G. Pardo de Leygonier, Paris

Estudio Actual, Caracas

Galerie Beyeler, Basel (acquired from the above in 1970)

Private Collection, Switzerland (acquired in 1971. Sold: Sotheby's, London, 19th June 2007, lot 23)

Purchased at the above sale by the present owner

Exhibited

Lugano, Museo d'Arte Moderna, Chaïm Soutine, 1995, no. 26, illustrated in colour in the catalogue

Céret, Musée d'Art Moderne, Soutine. Céret 1919-1922, 2000, illustrated in colour in the catalogue (titled Les Platanes à Céret, Place de la Liberté and as dating from 1919)

Literature

Pierre Courthion, Soutine. Peintre du déchirant, Lausanne, 1972, fig. E, illustrated p. 191 (as dating from 1919)
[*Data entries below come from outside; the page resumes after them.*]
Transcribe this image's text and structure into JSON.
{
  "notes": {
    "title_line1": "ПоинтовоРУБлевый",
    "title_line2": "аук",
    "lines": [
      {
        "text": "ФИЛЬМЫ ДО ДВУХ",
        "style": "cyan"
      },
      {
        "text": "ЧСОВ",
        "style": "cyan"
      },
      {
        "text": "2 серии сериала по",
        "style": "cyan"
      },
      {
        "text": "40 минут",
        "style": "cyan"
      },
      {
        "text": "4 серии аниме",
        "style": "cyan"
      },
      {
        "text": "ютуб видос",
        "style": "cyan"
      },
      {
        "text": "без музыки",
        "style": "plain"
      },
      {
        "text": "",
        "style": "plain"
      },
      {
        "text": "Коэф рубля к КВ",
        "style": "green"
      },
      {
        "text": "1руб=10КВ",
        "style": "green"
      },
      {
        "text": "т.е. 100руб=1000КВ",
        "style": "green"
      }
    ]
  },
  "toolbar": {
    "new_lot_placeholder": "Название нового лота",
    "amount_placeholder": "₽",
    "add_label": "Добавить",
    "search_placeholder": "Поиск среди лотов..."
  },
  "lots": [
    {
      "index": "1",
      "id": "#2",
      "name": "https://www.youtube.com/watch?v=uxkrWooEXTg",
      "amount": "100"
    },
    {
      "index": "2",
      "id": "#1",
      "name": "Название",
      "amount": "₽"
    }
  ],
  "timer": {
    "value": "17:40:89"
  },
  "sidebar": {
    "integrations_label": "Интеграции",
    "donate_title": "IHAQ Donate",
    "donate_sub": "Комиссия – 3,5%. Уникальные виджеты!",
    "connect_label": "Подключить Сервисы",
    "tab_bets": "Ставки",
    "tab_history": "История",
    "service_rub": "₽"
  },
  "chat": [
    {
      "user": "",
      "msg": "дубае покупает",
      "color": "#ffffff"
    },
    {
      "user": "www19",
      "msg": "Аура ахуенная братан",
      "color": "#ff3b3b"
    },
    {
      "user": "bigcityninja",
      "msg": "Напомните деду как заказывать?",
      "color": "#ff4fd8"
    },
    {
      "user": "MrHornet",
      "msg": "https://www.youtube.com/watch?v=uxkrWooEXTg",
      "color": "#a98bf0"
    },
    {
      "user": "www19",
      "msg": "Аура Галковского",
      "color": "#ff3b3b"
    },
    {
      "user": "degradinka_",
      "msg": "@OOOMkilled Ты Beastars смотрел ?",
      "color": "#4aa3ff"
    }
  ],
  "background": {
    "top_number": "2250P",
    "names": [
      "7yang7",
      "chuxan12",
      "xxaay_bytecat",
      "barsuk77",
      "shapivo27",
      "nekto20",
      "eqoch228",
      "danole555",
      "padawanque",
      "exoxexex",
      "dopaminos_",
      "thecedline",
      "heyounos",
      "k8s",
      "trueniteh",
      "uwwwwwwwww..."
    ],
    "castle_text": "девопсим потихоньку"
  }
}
Maurice Tuchman, Esti Dunow & Klaus Perls, Chaïm Soutine. Catalogue Raisonné, Cologne, 1993, vol. I, no. 56, illustrated in colour p. 169

Catalogue Note

Soutine lived in Céret, in the Eastern Pyrenees, from 1919 until 1922, painting a number of landscapes of the region. In moving to Céret, Soutine followed in the footsteps of many artists before him, including Picasso, Gris and Chagall, however he was the only one to immerse himself fully into his new surroundings, often wandering around town and absorbing the stimuli it offered him. The present work shows a view of the Place de la Liberté (fig. 1), one of the sites he favoured as a subject. During his years in Céret, Soutine used to paint en plein air, finding a hidden spot where no passer-by could see his work. Les Platanes à Céret displays the wonderful sense of rhythm and expressive composition which Soutine developed during this period. It was in Céret, at the age of 26, that he reached artistic maturity and formulated the pictorial style and expressive force that was to drive his art throughout his career.

 

Maïthé Vallés-Bled wrote about the present work: 'A solid composition places the gnarled trunks firmly on the sloping ground. The general movement of the construction is given by the diagonals of the thick branches on the left, bending at an angle towards the slope. The trees therefore cannot resist the winds and other climatic aggressions. Had the angle been drawn in the other direction, downhill, their balance would have been upset and they would have inevitably toppled over. This is precisely what is happening on the right-hand side of the painting where the inverted diagonals of the tree-trunks and branches collide and upset the initial balance. The trees here have the same symbolic weight, the same evocative power as the little toppled figures present in his landscapes' (M. Vallés-Bled in Chaïm Soutine (exhibition catalogue), op. cit., p. 158).